Gender Smoker Non-Smoker
Male 20 3
Female 8 22

The test statistic for the Chi-Square Test of independence is denoted as $$\chi^{2}$$, and is computed as:

$\chi^{2} = \sum_{i=1}^{R}{\sum_{j=1}^{C}{\frac{(o_{ij} - e_{ij})^{2}}{e_{ij}}}}$

where $$o_{ij}$$ is the observed cell count in the $$i^{th}$$ row and $$j^{th}$$ column of the table $$e_{ij}$$ is the expected cell count in the $$i^{th}$$ row and $$j^{th}$$ column of the table, computed as

$e_{ij} = \frac{(\text{Row i Total})\times(\text{Col j Total})}{\text{Grand Total}}$

The condition is based on the N and $$e_{ij}$$:

1. N ≥ 40 and $$e_{ij}$$ ≥ 5. Use the Chi-Squared Test.
2. N ≥ 40 and 1 ≤ $$e_{ij}$$ ≤ 5. Use the Chi-Squared Test with correction (chisq.test with parameter correct=TRUE).
3. N < 40 or $$e_{ij}$$ < 1 or p-value close to 0.05. Can not use the Chi-Squared Test, should use the Fisher’s Exact Test.

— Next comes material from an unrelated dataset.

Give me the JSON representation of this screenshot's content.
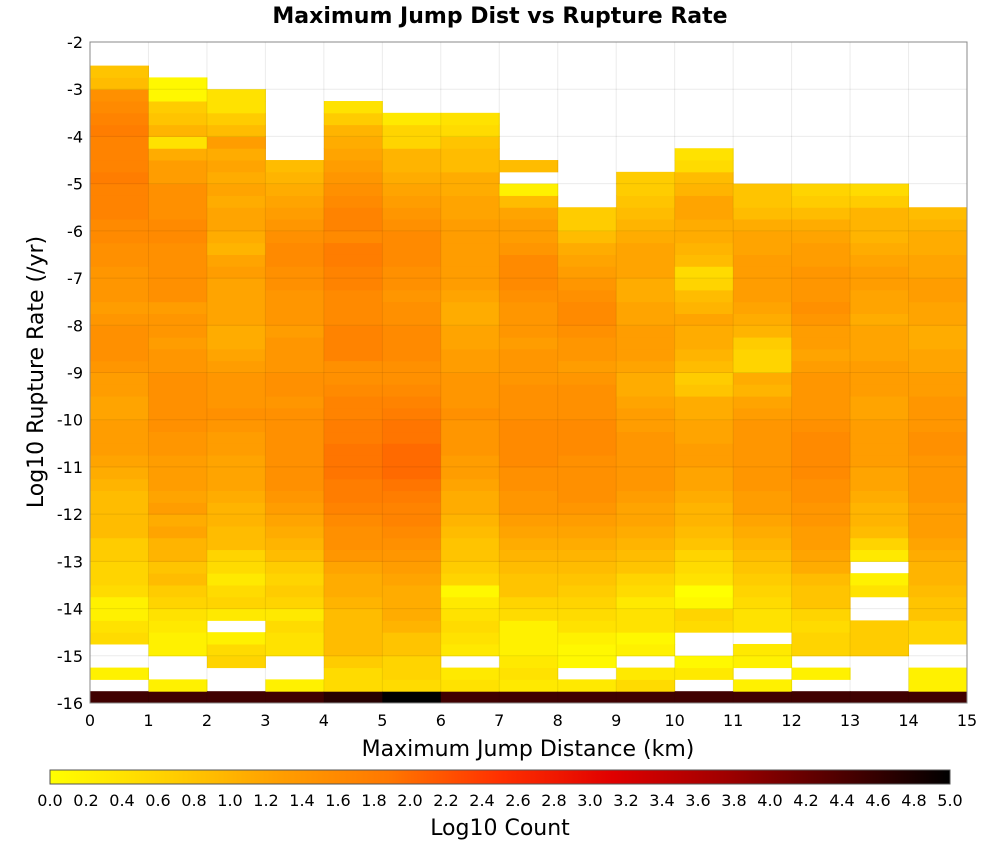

To our smoking problem, we first check the total sample size N, N = 20 + 3 + 8 + 22 = 53 > 40. Second, we check each $$e_{ij}$$, each cell of $$e_{ij}$$ is described in the table and $$e_{ij}$$ > 5. Therefore, we could use Chi-Squared Test and find out the gender is correlated with the smoking status based on our data (p-value = 4.501e-05 « 0.05).

$$e_{ij}$$ Smoker Non-Smoker
Male 12.15 10.85
Female 15.85 14.15